Una cosa será tomar elementos de la sapiencia técnica y la legislación financiera global y otra será no olvidarse que la generosidad y el desarrollo sustentable de la región son luces en el camino.

Si la institución bancaria latinoamericana copiara el modus operandi de las Instituciones Financieras Internacionales perderán una oportunidad histórica de avanzar en la construcción de una nueva arquitectura financiera, afirman analistas que observan con interés la inédita experiencia.

También se espera que el Banco del Sur conecte en una sinergia muy revitalizadora con la unidad financiera suramericana (moneda única) y el Fondo del Sur, que también conforman el proyecto.

Desde el día de la oficialización, el 9 de diciembre de 2007 en Buenos Aires, Chávez hizo hincapié en que el banco servirá, además, al retorno de capitales nacionales depositados en Estados Unidos y Europa, por los que, dicho sea de paso, se pagan bajas tasas de interés.

Por el contrario, cuando utilizan el propio dinero de la región para hacerle préstamos, cobran intereses muy altos, significó el mandatario venezolano.

Los signatarios del Banco debieron transitar un camino arduo y no exento de espinas desde la Declaración de Quito y el Acta Fundacional de Buenos Aires, ocurridas en 2007.

La Comisión creada entonces para diseñar el ensamblaje técnico y los preceptos políticos que guiarían el trabajo, al más alto nivel, esperaba alistarlo todo para 2008, pero no fue posible.

Cierto es que se generó un rico debate técnico, ante cuestiones muy puntuales, que ocuparon parte del tiempo.

Pero muchos expertos opinan que al retraso contribuyó de manera determinante la crisis económica y financiera global que sacude al mundo, precisamente desde el 2008.

Habría que elogiar a los suramericanos, en todo caso, porque a pesar de tener que priorizar políticas económicas y financieras atenuantes de los efectos de la crisis mundial e incluso mantener los gastos públicos de programas contra la inequidad y la pobreza, siguieran trabajando, paso a paso, por su propia banca regional.
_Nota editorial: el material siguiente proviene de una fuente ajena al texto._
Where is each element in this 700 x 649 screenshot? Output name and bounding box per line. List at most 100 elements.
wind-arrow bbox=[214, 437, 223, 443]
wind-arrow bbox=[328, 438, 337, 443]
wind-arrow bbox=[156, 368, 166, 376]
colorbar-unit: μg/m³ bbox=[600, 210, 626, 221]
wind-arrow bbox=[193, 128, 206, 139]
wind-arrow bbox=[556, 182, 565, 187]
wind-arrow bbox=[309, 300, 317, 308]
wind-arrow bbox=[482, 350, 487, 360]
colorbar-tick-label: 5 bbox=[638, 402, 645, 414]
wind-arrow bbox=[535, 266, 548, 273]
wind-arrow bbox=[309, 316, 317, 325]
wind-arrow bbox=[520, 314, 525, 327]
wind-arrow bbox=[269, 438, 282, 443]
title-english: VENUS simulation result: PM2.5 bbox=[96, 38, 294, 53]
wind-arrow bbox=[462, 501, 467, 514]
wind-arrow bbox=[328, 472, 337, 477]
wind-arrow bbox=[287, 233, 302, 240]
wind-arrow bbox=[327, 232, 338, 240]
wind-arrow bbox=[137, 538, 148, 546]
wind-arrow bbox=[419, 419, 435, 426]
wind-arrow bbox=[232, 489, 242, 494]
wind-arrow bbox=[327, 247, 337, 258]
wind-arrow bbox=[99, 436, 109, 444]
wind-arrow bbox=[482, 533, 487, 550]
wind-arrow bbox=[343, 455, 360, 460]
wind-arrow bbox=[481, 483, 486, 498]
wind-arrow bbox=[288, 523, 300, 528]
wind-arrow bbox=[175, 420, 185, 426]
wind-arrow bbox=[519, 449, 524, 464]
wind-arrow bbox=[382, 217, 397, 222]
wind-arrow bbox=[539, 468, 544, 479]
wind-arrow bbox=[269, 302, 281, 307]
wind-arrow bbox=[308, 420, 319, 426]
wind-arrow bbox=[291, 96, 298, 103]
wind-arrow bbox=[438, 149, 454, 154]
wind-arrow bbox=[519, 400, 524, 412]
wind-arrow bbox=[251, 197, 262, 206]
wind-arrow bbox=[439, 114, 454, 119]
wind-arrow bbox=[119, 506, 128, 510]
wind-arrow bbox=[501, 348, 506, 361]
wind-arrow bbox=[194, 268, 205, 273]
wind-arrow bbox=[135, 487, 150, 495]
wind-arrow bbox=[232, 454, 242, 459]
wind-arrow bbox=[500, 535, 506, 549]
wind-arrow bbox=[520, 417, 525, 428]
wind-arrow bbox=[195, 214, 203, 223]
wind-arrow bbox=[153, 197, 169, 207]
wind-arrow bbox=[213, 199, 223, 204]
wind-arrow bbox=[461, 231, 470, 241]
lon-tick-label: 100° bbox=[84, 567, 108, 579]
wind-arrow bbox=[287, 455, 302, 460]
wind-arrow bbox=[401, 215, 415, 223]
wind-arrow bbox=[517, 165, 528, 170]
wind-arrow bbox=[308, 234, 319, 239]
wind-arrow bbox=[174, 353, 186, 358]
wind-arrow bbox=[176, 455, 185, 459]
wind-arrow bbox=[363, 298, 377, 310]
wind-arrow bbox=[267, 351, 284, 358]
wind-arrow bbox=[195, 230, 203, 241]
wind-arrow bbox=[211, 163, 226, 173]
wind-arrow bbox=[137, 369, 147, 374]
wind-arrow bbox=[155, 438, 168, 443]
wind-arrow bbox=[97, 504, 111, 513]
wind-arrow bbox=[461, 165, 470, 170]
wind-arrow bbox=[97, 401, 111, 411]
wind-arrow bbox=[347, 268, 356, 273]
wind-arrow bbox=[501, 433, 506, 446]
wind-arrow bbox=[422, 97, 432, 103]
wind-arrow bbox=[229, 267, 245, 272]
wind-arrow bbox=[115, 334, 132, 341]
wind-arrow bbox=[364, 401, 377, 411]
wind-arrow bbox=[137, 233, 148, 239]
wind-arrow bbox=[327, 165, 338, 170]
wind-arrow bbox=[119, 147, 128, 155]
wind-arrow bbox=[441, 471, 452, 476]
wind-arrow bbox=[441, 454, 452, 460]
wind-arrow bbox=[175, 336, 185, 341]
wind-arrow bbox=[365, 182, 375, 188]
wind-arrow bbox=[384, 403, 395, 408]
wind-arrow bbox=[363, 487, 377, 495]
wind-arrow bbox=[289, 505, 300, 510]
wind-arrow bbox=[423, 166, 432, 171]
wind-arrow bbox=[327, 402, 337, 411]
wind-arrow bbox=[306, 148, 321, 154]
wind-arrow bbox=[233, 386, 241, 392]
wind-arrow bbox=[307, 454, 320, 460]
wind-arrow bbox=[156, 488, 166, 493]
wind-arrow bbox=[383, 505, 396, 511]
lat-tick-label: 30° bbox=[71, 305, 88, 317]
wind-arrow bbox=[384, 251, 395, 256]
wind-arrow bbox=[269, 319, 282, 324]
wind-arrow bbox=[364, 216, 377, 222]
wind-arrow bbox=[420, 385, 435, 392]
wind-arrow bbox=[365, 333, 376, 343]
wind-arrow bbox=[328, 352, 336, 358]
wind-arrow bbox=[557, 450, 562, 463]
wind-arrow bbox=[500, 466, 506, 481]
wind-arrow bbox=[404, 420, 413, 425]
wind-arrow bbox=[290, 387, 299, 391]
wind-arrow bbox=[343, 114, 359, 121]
Ahora, justo en la recta final de 2011, tienen razón los que piensan que el funcionamiento del flamante Banco del Sur no debe esperar más, sobre todo en esta hora problemática para Europa y Estados Unidos.

Con un capital suscrito de 10 mil millones de dólares, la entidad se iniciará con un depósito de siete mil millones, según ratifica el acta fundacional.

Como los entendidos afirman, la seguridad y estabilidad financiera de la región recibirán fuertes beneficios, y la soberanía de todas las naciones integrantes deberá crecer como nunca antes.

Pero ante todo, esta banca servirá al desarrollo regional, transfiriendo finanzas a proyectos sociales y de infraestructura de las 12 naciones integrantes de la Unión de Naciones Suramericanas (Unasur).

Una Comisión de Administración que encabezan sus principales aportadores -Venezuela, Argentina y Brasil, con dos mil millones de dólares cada uno- decidirá los préstamos para los proyectos nacionales, bajo principios de solidaridad y respaldo a los de menores recursos.

Ecuador y Uruguay entregarán 400 millones cada uno, en tanto Bolivia y Paraguay contribuirán con 100 millones en similares condiciones.

Los proyectos de obras superiores a los 70 millones deben contar con el respaldo de dos tercios de las naciones de mayor aporte,

Con el Banco del Sur en cuenta progresiva, el proceso de unidad e integración latinoamericana se afianzará, y habrá mejores condiciones para el avance de sus sociedades, sin las interferencias y condicionamientos e injerencias anteriores.

Hay esperanzadores programas de desarrollo que impulsarán las fuentes de energía, la producción de alimentos y otros, que esperan en la lista de prioridades.

Es mejor un banco imperfecto que ninguno, han dicho algunos observadores, tal vez pensando en las posibles dificultades iniciales que se puedan presentar.

Vale el realismo, pero sería mejor decir que es mejor un banco nuestro que uno ajeno, y más si los intrusos serían los que siempre sacaron provecho de las riquezas del área, en detrimento de los nativos.

En América Latina «es la hora de andar en cuadro apretado», como recuerda José Martí desde la historia.

* Periodista de la redacción Sur de Prensa Latina.